South Korea’s KOSPI fell as much as 3.3%, while Japan’s Nikkei 225 declined 1.9%. S&P 500 e-mini futures were down 0.5%, pointing to a softer start on Wall Street.

The session reflected a familiar split in global markets: investors remain willing to back the AI trade, but not without taking profits when geopolitical risks flare.

Concerns over the durability of ceasefire efforts in the Middle East kept traders cautious, even as fresh AI-related developments offered support to parts of the technology sector.

Ceasefire doubts weigh on sentiment

Traders were weighing renewed geopolitical uncertainty against continued enthusiasm for AI-linked companies.

An analyst at IG in Sydney said that the move was not a re-rating of the AI trade, but rather profit-taking after a sharp rally.

The analysts also pointed to repeated false starts in ceasefire talks since April, saying the latest lack of progress had strengthened the market’s wait-and-see stance.

That caution was visible across regional benchmarks. South Korean equities were among the hardest hit, with technology heavyweights Samsung Electronics and SK Hynix swinging between gains and losses.

Japanese shares also retreated as investors cut exposure after recent gains.

Oil eases but risks remain

Brent crude fell 0.6% to $94.45 a barrel after Lebanon announced a partial ceasefire between Hezbollah and Israel on Monday.

The move retraced some of the previous session’s gains, which had followed reports that Tehran had halted indirect negotiations with the US.

Markets remain wary of US-Iran talks aimed at ending a three-month conflict, given the fragility of earlier ceasefire efforts.

Energy prices have become a key channel through which Middle East risk is feeding into broader markets, with higher crude prices threatening to complicate inflation and interest-rate expectations.

Wall Street data offers some support

US equities had offered a more constructive signal overnight. The S&P 500 closed 0.3% higher after the ISM manufacturing purchasing managers’ index rose to 54.0 in May from 52.7, beating expectations and reaching its highest level in four years.

The businesses may have front-loaded orders because of rising prices and shortages linked to the war with Iran.

That helped reinforce the view that parts of the US economy remain resilient, even as investors continue to assess the impact of higher energy costs and geopolitical disruption.

David Rosenberg of Rosenberg Research said the equity market was clearly in “boom mode,” pointing to a nine-week winning streak last seen in late 2023.

AI optimism limits the damage

AI remained a counterweight to the broader risk-off tone. Suppliers across Asia drew support after Anthropic confidentially filed for a US initial public offering that could attract a trillion-dollar valuation.

Alphabet shares slipped 0.7% in after-hours trading after the company said it plans to raise $80 billion through equity offerings, including an investment from Berkshire Hathaway, to fund AI infrastructure expansion.

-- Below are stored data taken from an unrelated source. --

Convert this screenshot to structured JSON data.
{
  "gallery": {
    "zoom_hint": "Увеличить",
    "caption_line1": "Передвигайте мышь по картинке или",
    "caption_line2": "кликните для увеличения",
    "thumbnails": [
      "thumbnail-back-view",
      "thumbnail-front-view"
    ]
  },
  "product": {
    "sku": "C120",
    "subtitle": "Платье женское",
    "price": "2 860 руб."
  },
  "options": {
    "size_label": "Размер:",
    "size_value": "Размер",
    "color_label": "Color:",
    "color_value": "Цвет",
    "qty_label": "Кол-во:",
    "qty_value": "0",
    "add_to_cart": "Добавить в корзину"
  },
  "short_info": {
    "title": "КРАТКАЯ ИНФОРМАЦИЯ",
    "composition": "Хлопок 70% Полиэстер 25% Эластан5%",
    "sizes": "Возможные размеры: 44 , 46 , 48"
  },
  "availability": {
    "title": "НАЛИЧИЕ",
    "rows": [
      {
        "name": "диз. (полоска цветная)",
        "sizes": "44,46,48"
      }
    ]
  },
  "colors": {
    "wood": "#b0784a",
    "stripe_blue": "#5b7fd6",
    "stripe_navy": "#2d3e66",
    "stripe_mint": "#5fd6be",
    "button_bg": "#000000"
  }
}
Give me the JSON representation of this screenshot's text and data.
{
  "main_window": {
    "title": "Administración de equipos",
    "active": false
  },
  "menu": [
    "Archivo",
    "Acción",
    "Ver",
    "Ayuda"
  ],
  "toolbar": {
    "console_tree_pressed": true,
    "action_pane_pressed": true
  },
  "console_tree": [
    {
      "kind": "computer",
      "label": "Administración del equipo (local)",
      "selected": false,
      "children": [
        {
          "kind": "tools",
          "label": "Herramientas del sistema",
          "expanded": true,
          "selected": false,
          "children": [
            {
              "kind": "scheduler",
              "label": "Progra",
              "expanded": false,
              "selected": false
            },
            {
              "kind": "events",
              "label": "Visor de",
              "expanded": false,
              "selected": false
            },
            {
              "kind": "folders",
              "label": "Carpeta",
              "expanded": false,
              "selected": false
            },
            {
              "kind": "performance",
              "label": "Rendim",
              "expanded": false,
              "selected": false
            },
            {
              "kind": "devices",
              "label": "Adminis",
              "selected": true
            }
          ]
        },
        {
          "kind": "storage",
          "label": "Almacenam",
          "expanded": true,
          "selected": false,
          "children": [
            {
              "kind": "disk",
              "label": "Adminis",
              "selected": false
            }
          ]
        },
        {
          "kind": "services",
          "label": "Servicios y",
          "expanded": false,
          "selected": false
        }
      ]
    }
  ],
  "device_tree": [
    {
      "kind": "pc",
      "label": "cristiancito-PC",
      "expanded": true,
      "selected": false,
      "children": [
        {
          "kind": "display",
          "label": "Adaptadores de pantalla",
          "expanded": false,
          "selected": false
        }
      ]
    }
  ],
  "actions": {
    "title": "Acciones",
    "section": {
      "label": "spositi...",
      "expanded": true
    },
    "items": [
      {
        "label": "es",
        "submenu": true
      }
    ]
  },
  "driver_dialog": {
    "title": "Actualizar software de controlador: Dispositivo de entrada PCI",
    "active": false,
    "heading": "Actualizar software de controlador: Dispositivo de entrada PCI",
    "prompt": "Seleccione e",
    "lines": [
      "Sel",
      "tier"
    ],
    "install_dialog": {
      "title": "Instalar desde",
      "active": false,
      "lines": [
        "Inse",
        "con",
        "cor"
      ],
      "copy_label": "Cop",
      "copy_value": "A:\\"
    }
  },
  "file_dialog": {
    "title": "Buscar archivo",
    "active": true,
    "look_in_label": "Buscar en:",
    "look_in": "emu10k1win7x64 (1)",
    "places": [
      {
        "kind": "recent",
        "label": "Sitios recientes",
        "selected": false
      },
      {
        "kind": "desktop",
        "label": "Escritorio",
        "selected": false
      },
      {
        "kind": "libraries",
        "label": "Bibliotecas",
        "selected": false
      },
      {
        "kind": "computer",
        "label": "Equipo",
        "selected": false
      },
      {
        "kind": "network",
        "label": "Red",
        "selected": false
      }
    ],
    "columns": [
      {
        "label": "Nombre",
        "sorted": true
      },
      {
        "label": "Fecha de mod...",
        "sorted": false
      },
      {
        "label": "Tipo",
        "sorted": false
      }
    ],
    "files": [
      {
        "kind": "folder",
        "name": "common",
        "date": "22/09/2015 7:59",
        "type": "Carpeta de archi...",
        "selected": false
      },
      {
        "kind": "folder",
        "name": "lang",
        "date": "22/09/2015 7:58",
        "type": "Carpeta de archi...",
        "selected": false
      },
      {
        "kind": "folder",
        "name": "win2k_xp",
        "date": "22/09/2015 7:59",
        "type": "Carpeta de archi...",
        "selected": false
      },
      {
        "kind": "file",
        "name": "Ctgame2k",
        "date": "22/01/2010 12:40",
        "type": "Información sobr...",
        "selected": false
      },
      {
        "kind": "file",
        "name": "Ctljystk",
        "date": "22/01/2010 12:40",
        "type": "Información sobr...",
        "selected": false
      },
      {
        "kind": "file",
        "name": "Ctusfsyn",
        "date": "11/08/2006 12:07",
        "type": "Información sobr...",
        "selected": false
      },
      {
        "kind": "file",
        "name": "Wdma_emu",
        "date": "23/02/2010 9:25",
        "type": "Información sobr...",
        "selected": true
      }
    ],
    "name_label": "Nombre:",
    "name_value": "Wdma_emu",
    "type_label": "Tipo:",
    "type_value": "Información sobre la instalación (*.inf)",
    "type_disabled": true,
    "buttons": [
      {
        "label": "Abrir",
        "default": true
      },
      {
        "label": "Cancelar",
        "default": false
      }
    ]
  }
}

The developments underscored how capital continues to flow into AI infrastructure, even as investors become more selective after a strong run in technology shares.

For Asian chip and hardware suppliers, the AI investment cycle remains a major source of support.

Korea’s policy outlook turns tighter

South Korea’s market was especially volatile after inflation accelerated in May to its highest level in more than two years. The data strengthened expectations that the Bank of Korea may raise interest rates next month.

The central bank last week signalled a shift towards a more restrictive stance, aimed at curbing inflation and supporting the won.

That prospect added another layer of pressure on domestic equities, particularly rate-sensitive sectors.